Marcelo Blanco informó ante la Asamblea Legislativa que el Estado mantiene obligaciones con Trafigura y Vitol. También denunció presuntas redes vinculadas al contrabando en YPFB y la ANH y cuestionó la gestión de anteriores autoridades.

La situación financiera del sector hidrocarburífero y las dificultades para garantizar el abastecimiento de combustibles quedaron expuestas este martes durante la interpelación al ministro de Hidrocarburos, Marcelo Blanco Quintanilla, quien reveló que el Estado mantiene una deuda acumulada de $us 1.046 millones con dos empresas proveedoras.
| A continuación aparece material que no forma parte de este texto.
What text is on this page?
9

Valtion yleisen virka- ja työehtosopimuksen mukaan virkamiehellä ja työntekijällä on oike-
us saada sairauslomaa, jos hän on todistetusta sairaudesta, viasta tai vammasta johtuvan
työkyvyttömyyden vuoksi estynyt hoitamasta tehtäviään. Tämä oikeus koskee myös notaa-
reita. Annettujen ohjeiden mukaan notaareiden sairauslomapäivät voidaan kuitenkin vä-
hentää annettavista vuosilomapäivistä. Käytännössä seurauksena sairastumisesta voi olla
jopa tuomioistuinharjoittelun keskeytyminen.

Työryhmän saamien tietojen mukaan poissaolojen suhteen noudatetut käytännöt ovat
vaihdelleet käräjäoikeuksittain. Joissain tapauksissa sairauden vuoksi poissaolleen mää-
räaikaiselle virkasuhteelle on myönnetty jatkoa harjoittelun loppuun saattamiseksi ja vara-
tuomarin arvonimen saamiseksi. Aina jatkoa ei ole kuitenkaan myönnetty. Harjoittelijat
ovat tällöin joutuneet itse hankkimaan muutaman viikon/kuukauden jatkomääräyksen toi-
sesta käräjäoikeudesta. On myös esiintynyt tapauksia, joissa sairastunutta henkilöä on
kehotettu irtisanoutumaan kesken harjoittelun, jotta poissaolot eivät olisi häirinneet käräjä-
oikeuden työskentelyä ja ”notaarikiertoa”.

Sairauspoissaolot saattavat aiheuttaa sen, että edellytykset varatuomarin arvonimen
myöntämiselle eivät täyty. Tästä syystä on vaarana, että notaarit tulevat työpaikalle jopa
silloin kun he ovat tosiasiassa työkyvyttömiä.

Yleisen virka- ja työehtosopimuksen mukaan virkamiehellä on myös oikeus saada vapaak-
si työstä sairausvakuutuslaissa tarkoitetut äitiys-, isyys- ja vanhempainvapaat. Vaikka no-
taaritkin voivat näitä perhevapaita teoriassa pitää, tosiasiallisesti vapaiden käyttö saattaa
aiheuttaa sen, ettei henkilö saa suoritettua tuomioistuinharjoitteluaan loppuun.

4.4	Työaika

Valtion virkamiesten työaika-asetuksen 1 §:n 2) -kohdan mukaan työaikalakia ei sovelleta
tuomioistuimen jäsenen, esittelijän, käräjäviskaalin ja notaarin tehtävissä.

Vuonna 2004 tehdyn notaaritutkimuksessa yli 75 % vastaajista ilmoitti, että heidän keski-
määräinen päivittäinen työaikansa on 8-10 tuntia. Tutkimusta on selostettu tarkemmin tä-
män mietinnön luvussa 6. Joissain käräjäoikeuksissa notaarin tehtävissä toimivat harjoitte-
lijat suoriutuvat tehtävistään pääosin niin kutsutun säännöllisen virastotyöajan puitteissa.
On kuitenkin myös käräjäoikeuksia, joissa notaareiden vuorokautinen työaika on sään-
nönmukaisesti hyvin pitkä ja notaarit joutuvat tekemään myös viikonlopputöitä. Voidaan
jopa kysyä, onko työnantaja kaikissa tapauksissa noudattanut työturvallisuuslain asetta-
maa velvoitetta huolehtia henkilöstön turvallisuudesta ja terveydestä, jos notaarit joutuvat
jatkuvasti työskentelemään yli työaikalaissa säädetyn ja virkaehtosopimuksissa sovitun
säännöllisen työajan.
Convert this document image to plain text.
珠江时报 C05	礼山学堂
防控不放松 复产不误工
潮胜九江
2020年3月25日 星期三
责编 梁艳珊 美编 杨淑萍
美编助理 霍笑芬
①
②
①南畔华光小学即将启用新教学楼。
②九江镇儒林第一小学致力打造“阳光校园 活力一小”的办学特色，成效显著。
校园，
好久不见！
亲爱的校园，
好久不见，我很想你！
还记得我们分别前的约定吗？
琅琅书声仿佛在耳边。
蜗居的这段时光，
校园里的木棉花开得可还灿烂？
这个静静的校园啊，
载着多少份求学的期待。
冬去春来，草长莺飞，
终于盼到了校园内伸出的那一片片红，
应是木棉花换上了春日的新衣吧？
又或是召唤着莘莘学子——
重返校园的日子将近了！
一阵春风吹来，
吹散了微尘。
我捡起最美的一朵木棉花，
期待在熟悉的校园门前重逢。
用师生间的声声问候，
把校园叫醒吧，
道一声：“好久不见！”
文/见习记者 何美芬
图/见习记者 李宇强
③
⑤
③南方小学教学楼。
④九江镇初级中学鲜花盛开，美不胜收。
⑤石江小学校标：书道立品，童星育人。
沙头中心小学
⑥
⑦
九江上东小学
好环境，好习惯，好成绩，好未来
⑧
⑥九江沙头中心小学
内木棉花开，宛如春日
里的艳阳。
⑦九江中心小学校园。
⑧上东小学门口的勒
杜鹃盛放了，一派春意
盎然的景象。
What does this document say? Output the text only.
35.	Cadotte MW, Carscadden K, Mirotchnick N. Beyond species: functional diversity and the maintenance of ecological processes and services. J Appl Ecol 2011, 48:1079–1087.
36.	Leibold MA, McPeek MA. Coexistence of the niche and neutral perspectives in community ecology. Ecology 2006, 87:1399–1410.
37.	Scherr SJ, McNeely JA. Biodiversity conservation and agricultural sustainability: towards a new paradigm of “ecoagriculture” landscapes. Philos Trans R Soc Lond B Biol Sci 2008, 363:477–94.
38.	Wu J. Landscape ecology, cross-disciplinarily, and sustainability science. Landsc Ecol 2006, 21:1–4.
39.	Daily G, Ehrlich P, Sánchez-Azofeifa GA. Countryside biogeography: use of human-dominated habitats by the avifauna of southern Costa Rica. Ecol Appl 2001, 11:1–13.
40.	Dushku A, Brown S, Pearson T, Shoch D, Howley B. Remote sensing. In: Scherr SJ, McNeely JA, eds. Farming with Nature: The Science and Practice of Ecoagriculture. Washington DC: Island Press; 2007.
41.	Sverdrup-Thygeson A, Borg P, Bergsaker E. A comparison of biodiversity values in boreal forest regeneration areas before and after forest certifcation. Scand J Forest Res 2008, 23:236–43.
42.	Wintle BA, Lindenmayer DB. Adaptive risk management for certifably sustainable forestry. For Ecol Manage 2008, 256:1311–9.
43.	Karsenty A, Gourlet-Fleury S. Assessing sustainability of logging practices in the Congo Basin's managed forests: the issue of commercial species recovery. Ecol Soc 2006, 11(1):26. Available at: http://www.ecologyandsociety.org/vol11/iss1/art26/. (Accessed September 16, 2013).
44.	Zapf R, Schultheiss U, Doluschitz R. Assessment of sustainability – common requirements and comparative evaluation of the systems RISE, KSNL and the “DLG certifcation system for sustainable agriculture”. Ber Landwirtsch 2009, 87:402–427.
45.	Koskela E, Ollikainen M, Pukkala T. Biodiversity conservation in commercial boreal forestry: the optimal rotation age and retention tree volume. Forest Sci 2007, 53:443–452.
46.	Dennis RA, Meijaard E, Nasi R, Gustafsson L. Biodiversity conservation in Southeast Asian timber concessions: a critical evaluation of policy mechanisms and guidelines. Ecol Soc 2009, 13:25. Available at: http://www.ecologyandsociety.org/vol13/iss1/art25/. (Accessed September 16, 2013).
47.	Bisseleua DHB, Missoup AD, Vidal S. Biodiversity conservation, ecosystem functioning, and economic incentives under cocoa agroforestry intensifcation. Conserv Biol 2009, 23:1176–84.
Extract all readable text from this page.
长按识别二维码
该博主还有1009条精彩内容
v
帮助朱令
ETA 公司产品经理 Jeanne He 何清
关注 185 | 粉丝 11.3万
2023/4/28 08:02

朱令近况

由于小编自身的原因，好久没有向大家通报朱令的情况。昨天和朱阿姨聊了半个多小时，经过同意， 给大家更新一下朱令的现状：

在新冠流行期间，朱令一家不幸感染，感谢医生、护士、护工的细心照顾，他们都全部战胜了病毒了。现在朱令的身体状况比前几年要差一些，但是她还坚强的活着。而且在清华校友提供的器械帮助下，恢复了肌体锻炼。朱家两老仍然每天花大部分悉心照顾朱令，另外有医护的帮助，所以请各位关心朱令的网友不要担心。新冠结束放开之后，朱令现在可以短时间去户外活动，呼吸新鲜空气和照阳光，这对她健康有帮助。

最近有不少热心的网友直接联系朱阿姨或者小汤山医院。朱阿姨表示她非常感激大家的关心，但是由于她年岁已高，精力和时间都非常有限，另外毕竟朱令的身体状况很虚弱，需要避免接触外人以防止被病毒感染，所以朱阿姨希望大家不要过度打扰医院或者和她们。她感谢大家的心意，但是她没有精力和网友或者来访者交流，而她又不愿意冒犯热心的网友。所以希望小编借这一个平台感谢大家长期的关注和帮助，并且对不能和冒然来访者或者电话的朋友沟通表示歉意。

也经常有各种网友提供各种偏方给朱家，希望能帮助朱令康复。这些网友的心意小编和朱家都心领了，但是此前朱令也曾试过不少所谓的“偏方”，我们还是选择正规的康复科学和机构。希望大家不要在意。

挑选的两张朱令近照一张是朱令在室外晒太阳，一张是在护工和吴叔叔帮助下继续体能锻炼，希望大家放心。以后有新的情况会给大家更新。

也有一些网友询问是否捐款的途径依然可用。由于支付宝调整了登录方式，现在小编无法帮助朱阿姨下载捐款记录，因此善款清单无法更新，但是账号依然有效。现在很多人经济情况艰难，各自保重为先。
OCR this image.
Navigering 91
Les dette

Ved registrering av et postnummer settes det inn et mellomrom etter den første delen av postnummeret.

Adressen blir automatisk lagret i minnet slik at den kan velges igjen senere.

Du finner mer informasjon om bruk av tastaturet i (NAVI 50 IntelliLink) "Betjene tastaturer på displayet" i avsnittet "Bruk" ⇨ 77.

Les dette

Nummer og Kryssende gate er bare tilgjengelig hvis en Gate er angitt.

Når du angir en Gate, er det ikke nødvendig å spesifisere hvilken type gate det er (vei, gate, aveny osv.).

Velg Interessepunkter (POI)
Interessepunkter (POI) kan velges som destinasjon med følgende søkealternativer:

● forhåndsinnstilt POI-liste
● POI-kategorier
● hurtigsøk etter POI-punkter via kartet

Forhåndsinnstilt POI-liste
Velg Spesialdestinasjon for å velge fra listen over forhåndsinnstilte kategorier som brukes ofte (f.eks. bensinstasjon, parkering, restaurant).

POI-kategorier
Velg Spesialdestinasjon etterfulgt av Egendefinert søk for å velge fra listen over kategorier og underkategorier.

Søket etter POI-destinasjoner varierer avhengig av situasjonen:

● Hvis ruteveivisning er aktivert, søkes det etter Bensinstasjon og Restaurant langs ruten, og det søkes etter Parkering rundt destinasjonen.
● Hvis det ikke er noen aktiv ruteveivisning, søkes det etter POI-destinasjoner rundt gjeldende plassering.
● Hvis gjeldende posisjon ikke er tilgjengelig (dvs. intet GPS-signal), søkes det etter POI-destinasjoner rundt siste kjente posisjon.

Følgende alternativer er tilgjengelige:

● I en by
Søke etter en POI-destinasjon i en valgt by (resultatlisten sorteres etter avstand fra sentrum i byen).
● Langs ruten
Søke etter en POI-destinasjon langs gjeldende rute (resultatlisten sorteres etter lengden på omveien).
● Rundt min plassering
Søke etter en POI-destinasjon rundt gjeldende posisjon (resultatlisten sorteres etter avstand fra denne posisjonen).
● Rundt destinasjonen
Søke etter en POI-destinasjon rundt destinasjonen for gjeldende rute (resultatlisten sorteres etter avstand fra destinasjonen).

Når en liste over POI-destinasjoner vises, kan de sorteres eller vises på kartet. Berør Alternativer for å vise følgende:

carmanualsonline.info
De acuerdo con la información presentada por la autoridad ante la Asamblea Legislativa Plurinacional, la mayor obligación corresponde a Vitol, con $us 583 millones, mientras que la deuda con Trafigura alcanza a $us 463 millones.

El dato fue presentado en medio de los cuestionamientos de los legisladores por las dificultades que persisten en la distribución de gasolina y diésel en el mercado interno. La falta de carburantes ha generado reclamos de transportistas, productores y otros sectores que dependen del suministro regular.

Durante su intervención, Blanco también lanzó acusaciones contra el funcionamiento interno de las instituciones encargadas del sector. Señaló que existirían presuntas “mafias incrustadas” en YPFB y la Agencia Nacional de Hidrocarburos (ANH), relacionadas, según afirmó, con el contrabando y el desvío de combustibles.

La autoridad agregó que parte de la documentación de YPFB habría desaparecido durante anteriores gestiones. Según explicó, la ausencia de esos registros representa una dificultad para reconstruir determinados procedimientos y establecer responsabilidades sobre posibles irregularidades.

Cuestionamientos por gasolina de mala calidad

Otro de los puntos abordados durante la interpelación fue el problema generado por la comercialización de gasolina de mala calidad, que provocó reclamos de conductores y sectores del transporte.

Blanco atribuyó esta situación a procedimientos que, según sostuvo, fueron establecidos durante la anterior administración y presentaban deficiencias. La explicación fue planteada como parte de la respuesta del Gobierno frente a los cuestionamientos sobre los controles aplicados a los carburantes antes de su distribución.

Las declaraciones del ministro se producen mientras el abastecimiento de combustibles continúa bajo presión y el Gobierno enfrenta el desafío de garantizar la provisión de gasolina y diésel en todo el territorio nacional.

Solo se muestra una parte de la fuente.